Part 16🍁

1.5K 101 14
                                    

Saat bel istrahat berbunyi banyak siswa langsung bergegas ke kantin untuk mengisi perut kosongnya, lain halnya dengan Icha dkk. Meta, Alin dan Nina menyeret paksa Icha menuju ke belakang sekolah untuk meminta penjelasan yang sedari tadi tertunda. Maklumin saja, tingkat kekepoan mereka tak terelakkan lagi.

"Kita duduk sambil sandar di pohon Mangga yang pernah kita curi itu aja," pungkas Alin yang tiba-tiba teringat akan kejadian dulu.

"Ya udah kuy lah," jawab Nina sambil mengipaskan wajahnya dengan telapak tangannya.

Mereka lantas duduk sambil bersender disana dengan menselonjorkan kakinya lurus ke depan.

"Disini adem banget, ceritain dong Cha gimana bisa lu bareng Kenzo tadi," tanya Meta yang dilanda rasa penasaran yang akut.

"Gini, kalo gue ngomong jangan dipotong. Cukup diam terus pasang telinga baik-baik," ujar Icha memperingati mereka.

Mereka lantas mengangguk dengan semangat sambil menyiapkan pendengarannya agar setiap kata yang Icha lontarkan tak ada yang mereka lewatkan.

"Maaf karena gue bohong sama kalian, bukannya bermaksud gimana tapi, emang gue yang mau buat nutupin semuanya," lirih Icha yang semakin membuat mereka penasaran.

"Apaan Cha?" tanya Nina yang sudah dirundung rasa penasaran.

"Kenzo itu sebenarnya abang kandung gue, maaf selama ini gue gak bilang ke kalian," jawab Icha dengan menunduk takut membuat temannya kecewa padanya.

Mereka membelalak tak percaya dengan mulut terbuka lebar saking terkejutnya. Mereka masih tak percaya seolah-olah Icha ini adalah keluarga dari Pradigma.

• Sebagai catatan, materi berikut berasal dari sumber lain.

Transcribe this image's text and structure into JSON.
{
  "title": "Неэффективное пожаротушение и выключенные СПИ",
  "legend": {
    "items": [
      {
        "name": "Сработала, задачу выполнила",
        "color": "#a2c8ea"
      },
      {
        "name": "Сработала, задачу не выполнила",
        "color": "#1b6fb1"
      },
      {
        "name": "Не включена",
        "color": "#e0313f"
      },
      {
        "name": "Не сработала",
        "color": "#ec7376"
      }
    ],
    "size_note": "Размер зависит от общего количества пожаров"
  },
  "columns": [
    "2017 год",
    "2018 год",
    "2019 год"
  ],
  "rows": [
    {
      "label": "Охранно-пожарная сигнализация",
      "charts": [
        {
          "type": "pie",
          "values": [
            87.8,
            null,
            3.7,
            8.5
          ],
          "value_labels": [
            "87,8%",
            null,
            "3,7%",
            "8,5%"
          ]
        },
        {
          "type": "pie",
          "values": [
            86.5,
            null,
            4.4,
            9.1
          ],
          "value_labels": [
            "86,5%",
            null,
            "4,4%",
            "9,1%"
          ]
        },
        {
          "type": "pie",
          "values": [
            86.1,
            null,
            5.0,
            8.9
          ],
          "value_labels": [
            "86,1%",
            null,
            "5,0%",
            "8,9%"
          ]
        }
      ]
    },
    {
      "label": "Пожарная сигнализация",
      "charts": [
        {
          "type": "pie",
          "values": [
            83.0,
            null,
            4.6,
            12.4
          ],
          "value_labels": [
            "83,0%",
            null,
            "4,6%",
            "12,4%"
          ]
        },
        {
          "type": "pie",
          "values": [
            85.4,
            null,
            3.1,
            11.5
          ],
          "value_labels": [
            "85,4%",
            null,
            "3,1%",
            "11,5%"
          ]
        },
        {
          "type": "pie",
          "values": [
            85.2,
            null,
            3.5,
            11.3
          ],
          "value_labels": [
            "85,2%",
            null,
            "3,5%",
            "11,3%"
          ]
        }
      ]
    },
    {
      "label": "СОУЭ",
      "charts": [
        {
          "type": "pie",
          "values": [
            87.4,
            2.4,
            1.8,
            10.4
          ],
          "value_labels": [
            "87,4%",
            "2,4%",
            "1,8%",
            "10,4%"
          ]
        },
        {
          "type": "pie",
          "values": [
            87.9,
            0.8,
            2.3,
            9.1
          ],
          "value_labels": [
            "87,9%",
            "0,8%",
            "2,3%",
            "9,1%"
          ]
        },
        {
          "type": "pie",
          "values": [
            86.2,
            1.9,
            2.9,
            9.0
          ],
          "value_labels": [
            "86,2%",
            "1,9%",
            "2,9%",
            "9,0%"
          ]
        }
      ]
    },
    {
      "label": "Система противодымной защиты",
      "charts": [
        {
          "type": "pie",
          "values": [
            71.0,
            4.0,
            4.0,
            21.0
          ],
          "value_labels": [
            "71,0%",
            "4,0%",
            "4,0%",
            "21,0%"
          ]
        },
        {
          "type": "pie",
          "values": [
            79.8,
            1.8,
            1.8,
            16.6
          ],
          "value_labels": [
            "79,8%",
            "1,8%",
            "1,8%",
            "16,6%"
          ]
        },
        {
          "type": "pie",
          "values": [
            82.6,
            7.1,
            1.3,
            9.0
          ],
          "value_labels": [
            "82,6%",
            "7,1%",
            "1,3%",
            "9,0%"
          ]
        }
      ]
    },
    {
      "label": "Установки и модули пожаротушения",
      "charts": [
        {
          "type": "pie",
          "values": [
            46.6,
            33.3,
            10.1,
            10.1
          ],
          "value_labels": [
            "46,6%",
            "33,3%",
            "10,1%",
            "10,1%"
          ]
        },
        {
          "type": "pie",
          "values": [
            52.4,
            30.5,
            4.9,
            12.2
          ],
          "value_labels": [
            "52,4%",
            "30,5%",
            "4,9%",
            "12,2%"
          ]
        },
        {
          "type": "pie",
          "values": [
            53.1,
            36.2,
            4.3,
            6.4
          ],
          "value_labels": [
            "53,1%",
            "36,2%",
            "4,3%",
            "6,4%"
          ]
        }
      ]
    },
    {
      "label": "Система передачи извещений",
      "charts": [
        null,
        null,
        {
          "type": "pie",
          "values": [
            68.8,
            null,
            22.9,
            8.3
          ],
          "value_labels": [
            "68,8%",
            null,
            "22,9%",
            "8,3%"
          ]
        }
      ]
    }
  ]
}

"Omaigatt... tampar gue Nin, gue lagi mimpi atau gimana?" desak Alin sambil memegang tangan Nina dengan paksa sambil mendekatkan ke arah pipinya.

Nina yang tak mau kehilangan kesempatan lantas menampar kuat pipi Alin. Toh juga karena disuruh sang empunya.

Plakk

Icha dan Meta meringis ngilu mendengar tamparan yang amat keras itu, Alin yang kena tamparan mematung sambil mengerjapkan matanya yang mencerna apa yang terjadi.

Ia memegang pipinya yang perih dan lantas menatap berang ke arah Nina yang sudah cengar-cengir tak jelas.

"Kenapa lu tampar hah?" kesal Alin tak terima.

"Kan elu yang nyuruh, ya gue lakuin lah," jawab Nina enteng tanpa merasa bersalah.

Alin mendengus kasar dan memilih diam daripada melanjutkannya.

"Gue masih belum percaya aja suerr Cha, kalo lu itu anaknya Pak Chandra," pungkas Alin lagi dengan ragu.

Icha menghela napas pelan, "kalo gak percaya juga gapapa sih," tutur Icha tanpa panjang lebar.

"Pantesan aja pas kita waktu itu jemput lu pas hang-out, ngerasa gak asing aja tuh sama rumah," papar Meta yang mulai mengingat-ingat detail yang berlalu.

"Hehehe, kalo gak percaya kapan-kapan deh gue ajak lu pada mampir sekalian nginap di rumah gue," jawab Icha menyakinkan agar temannya tak menaruh rasa curiga lagi terhadapnya.

Mereka lantas mengangguk dengan cepat, kapan lagi mereka bisa menginap dan tidur bareng. Mungkin itulah awal pertama kalinya bagi mereka untuk tidur berempat, dan menghabiskan waktu seharian bersama.

Mereka lantas mengobrol sesekali bercanda ria, tak lupa dengan Nina yang membuat Alin merasa geram terhadap Nina.

Persahabatan yang unik bukan? Semoga saja bisa bertahan lama seperti ini, tanpa adanya perpecahan.